A few recent experiences have prompted me to come back to thinking about how client expectations are managed. In particular, I’ve reflected on a “trap” I think many firms still fall into when trying to manage and guide client expectations. It’s a trap that typically costs firms lots of money – so obviously I want you to avoid it!

The why of managing client expectations is pretty obvious to most. If a client’s expectations are not met then that client may be disappointed and at risk of going elsewhere. If they stay they will be less likely to refer others to you and may even discourage others from coming to you, even if they don’t leave. Not good outcomes and yet relatively easily avoided.

To understand the how of managing client expectations let’s break down expectations into three key dimensions:

  1. Scope (including quality)
  2. Time
  3. Price

As an accounting firm coach, consultant and mentor I see firms don’t always grasp these dimensions of expectations so let me explain them further. 

Scope

What are you doing for the client? Exactly, precisely, specifically. What’s in and what’s out? The last thing you want to experience is getting to the end (or at least what you think is the end) of an assignment for a client only to hear “but I thought you were doing that” or “this is not what I was expecting”. Ouch! Talk about the scope of work in detail with your client and spell it out clearly in your engagement letter. If at any stage you become aware that you may not be able to deliver on that scope, contact the client and talk to them about it. Be proactive not reactive.
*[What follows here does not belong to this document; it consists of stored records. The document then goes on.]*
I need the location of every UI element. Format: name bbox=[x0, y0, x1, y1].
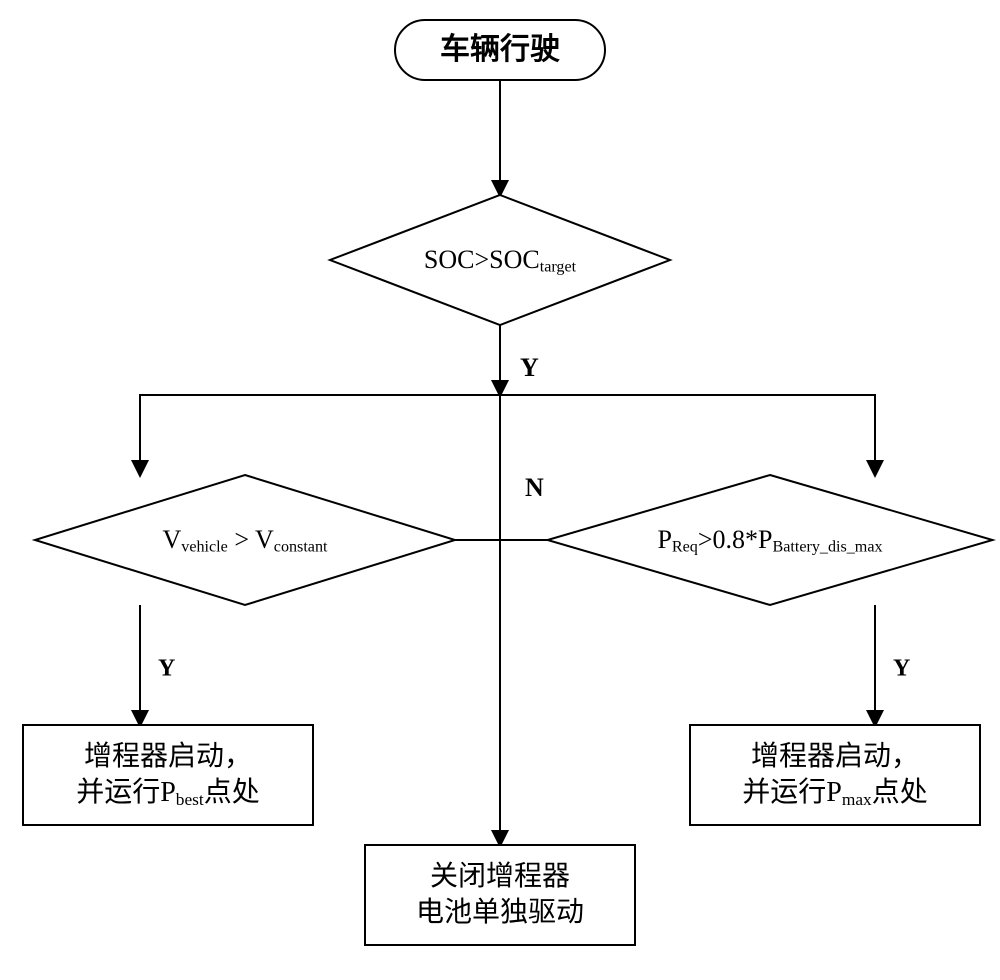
node-label-line: 关闭增程器 bbox=[430, 860, 570, 892]
node-label-line: 电池单独驱动 bbox=[416, 896, 584, 928]
node-start: 车辆行驶 bbox=[395, 20, 605, 80]
node-label-line: 增程器启动， bbox=[84, 740, 252, 772]
edge-3 bbox=[500, 395, 875, 475]
node-p_best: 增程器启动， 并运行Pbest点处 bbox=[23, 725, 313, 825]
node-label-line: 并运行Pmax点处 bbox=[742, 776, 927, 809]
edge-2 bbox=[140, 395, 500, 475]
node-d_soc: SOC>SOCtarget bbox=[330, 195, 670, 325]
node-p_off: 关闭增程器电池单独驱动 bbox=[365, 845, 635, 945]
edge-label: N bbox=[525, 473, 544, 502]
node-p_max: 增程器启动， 并运行Pmax点处 bbox=[690, 725, 980, 825]
flowchart: 车辆行驶 SOC>SOCtarget Vvehicle > Vconstant PRe… bbox=[0, 0, 1000, 975]
node-d_v: Vvehicle > Vconstant bbox=[35, 475, 455, 605]
node-d_p: PReq>0.8*PBattery_dis_max bbox=[548, 475, 993, 605]
edge-label: Y bbox=[158, 656, 175, 682]
node-label-line: 并运行Pbest点处 bbox=[76, 776, 260, 809]
node-label-line: 增程器启动， bbox=[751, 740, 919, 772]
node-label: 车辆行驶 bbox=[440, 32, 560, 66]
edge-label: Y bbox=[893, 656, 910, 682]
edge-label: Y bbox=[520, 353, 539, 382]
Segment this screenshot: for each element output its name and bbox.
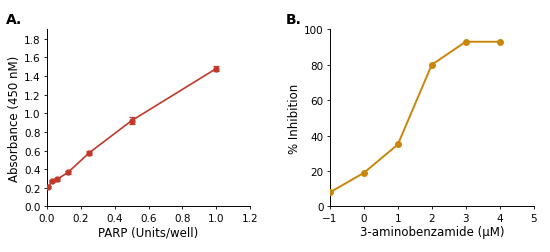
Text: B.: B. [286,13,302,26]
X-axis label: 3-aminobenzamide (μM): 3-aminobenzamide (μM) [360,226,504,239]
Text: A.: A. [6,13,22,26]
Y-axis label: % Inhibition: % Inhibition [288,83,301,153]
X-axis label: PARP (Units/well): PARP (Units/well) [98,226,199,239]
Y-axis label: Absorbance (450 nM): Absorbance (450 nM) [8,55,21,181]
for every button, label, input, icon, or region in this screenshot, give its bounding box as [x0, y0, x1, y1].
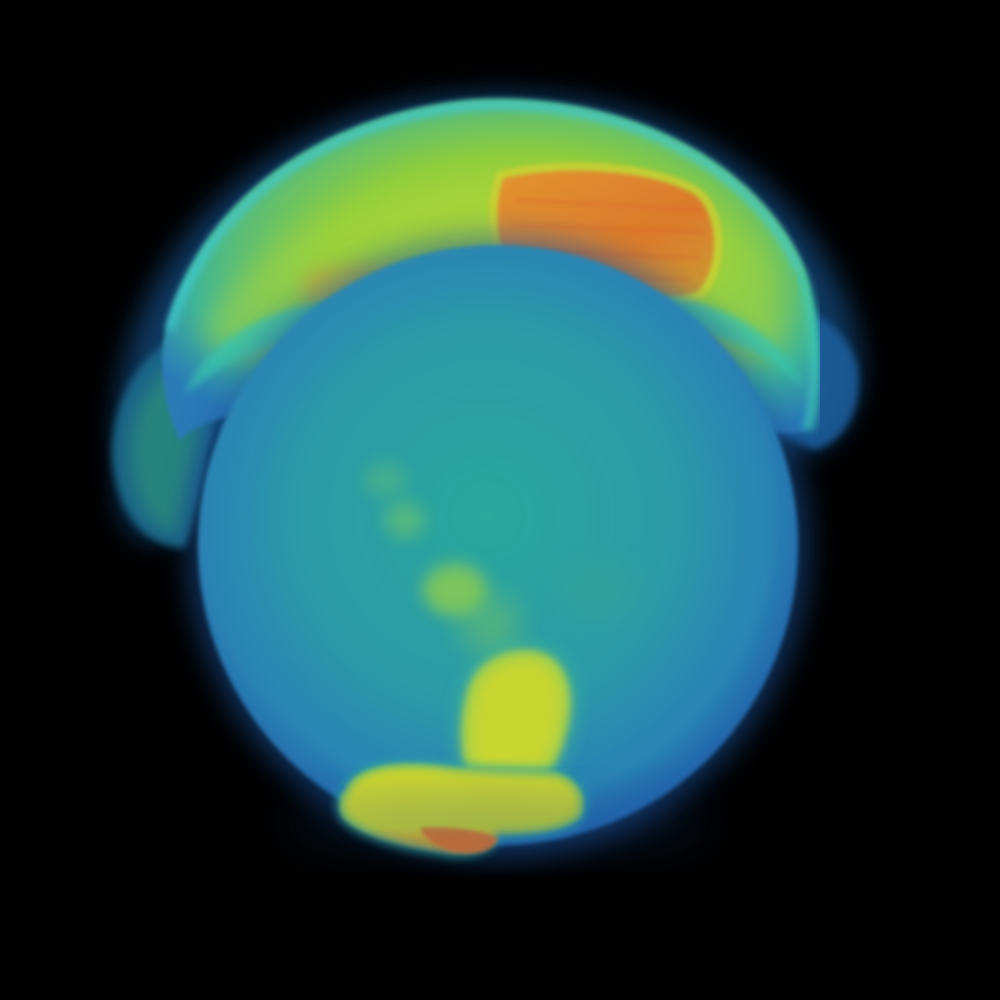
sphere-shadow — [288, 790, 708, 850]
faint-blob-4 — [460, 595, 520, 655]
cap-rim — [165, 99, 805, 332]
cap-right-rim — [794, 269, 823, 432]
faint-blob-1 — [363, 462, 407, 498]
faint-blob-5 — [560, 560, 640, 620]
plume-stem-glow — [454, 643, 577, 787]
lower-sphere — [198, 245, 798, 845]
faint-blob-2 — [385, 502, 425, 538]
plume-stem — [460, 649, 571, 780]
So far so good. But here is the trap you need to avoid. In my experience many firms are so focused on telling the client what they will do, they forget to spell out what the client is expected to do. The result is usually scope creep and WIP write offs. Clearly not a good outcome for the firm. In your discussions with clients and in engagement letters, please oh please spend time spelling out what you expect the client to do. 

Time

On a regular basis I see firms setting themselves up for failure by not proactively managing client expectations about when work will be completed. It seems oh so common to see promises being made by accountants that they know they cannot keep. That’s just dumb! Call it blind optimism if you like. It’s an example sometimes of what I call optimism bias. We forget some of the challenges we may have experienced completing work in the past and although on average it may have taken 2 weeks to complete this task, our brain takes a short cut and just remembers that we did it once in a week, so that is what we tell the client. No! Bad idea.
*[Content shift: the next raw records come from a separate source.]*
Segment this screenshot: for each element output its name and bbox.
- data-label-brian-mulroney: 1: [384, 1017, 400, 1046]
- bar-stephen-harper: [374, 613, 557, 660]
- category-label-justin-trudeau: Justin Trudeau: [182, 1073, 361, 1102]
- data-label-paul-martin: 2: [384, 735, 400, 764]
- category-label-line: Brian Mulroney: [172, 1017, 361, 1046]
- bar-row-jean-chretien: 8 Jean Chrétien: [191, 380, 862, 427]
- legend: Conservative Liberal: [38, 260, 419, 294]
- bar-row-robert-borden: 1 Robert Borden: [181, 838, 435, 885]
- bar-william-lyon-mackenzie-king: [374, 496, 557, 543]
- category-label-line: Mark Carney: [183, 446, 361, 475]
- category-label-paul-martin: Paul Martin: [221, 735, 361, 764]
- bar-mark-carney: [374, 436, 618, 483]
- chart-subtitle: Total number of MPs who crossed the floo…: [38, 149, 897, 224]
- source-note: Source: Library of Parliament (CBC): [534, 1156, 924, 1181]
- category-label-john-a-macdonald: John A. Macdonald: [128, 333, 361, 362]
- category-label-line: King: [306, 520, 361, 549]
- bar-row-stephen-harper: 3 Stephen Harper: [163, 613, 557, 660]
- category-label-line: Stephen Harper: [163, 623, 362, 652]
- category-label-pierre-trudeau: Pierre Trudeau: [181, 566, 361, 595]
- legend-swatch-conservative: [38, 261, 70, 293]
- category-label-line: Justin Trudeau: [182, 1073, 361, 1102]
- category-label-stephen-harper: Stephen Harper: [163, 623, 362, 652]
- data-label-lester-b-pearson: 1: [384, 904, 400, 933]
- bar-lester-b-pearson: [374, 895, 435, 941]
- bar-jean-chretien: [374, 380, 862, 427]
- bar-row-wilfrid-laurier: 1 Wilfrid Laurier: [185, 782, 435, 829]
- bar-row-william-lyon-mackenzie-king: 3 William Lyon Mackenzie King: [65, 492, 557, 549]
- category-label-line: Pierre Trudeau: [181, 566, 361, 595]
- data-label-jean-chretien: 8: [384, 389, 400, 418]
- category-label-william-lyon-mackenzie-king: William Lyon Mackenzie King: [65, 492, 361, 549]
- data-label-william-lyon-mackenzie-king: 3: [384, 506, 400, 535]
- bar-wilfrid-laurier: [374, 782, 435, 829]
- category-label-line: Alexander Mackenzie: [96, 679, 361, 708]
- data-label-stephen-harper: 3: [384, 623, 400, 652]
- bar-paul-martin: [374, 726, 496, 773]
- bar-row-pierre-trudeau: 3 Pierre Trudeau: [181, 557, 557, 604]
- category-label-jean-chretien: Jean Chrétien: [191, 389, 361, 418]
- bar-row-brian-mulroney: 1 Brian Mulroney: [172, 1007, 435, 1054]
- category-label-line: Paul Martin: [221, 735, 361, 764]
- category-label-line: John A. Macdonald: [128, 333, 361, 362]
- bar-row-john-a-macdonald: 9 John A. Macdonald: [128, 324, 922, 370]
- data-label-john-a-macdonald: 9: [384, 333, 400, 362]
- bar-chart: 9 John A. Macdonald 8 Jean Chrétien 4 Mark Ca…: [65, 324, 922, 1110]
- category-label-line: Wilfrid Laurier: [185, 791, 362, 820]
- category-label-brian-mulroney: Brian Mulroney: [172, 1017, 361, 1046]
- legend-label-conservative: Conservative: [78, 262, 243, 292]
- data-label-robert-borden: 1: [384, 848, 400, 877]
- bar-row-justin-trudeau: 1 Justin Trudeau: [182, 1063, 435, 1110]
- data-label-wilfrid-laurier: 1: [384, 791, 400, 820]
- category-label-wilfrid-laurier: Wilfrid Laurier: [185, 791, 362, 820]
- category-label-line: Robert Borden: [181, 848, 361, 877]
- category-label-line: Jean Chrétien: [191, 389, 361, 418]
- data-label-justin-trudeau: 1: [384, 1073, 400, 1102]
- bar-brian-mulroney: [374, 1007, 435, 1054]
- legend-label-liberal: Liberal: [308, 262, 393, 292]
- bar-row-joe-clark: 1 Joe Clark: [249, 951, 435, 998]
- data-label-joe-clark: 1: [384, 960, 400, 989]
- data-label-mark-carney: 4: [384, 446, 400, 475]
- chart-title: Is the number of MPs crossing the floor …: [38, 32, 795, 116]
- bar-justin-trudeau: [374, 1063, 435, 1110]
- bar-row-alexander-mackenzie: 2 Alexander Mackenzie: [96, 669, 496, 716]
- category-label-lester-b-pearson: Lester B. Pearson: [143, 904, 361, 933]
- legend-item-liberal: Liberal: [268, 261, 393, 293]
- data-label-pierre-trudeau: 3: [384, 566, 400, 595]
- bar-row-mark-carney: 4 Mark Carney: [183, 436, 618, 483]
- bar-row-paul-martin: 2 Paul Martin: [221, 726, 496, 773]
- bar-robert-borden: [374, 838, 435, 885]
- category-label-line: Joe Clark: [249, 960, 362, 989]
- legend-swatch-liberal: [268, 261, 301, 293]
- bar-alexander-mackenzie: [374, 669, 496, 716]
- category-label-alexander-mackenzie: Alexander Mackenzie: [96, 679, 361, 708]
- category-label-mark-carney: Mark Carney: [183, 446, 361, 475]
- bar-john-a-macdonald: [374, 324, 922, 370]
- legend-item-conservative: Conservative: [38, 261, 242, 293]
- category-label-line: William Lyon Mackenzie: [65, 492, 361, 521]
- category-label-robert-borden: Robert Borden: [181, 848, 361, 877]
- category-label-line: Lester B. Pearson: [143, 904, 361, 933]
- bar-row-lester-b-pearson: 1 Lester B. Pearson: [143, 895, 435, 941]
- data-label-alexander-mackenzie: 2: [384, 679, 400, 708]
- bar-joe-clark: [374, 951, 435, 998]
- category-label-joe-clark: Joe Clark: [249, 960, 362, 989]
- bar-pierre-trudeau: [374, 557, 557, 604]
And let’s not forget that when we are communicating time lines with clients we need to ensure we include the tasks that you expect the client to complete. “If you want us to complete this work by this time for this fee then you have to complete these tasks by these dates and if you can’t there will need to be a change in the timeline and/or fee.”

One more observation regarding timelines. Many of your clients don’t actually need the work done by the date you agreed with them and if they understand why there might be a change, my experience is they are perfectly OK with that change. The key here is communicating with clients as early as possible. For example if you have promised delivery in a month from now and you know a week in that you are not going to make it, that is when you talk to the client. Not a few days out from the previously agreed date. It seems simple right? And yet I still regularly hear of where this has not occurred.

Price

This is the last of the three dimensions for an obvious reason. Put simply, it depends on the other two. There are two elements to managing expectations in respect of price

  1. Get an agreed price for an agreed scope and time (shorter time might mean higher price for example)
  2. The minute you see scope creep, stop and have a process to talk to the client and agree on whether they want you to complete the extra work and what the additional fee will be.

I talk a lot about pricing with clients and I’ll write more about this again soon. 

At the end of the day I reckon clients want certainty about what is to be done, when it is to be done and what it will cost. Get on the front foot with this and clients will really appreciate it. As soon as you think you are heading off track talk to the client. The longer you wait the harder the conversation is to have.

As I noted earlier, if the client doesn’t deliver what they promised the price may need to increase. When this is clearly articulated in conversations and the engagement letter there is a much better chance the client will do what they said they would do.

Conclusion 

Managing client expectations is a foundational part of client relationship management. In your quest to clearly articulate what you will do for the client, when you will do it and for what price, please don’t forget to articulate what the client’s obligations are. Time to review your engagement process and letters to make sure you have this right (and check you have any TASA matters covered if that is applicable for you).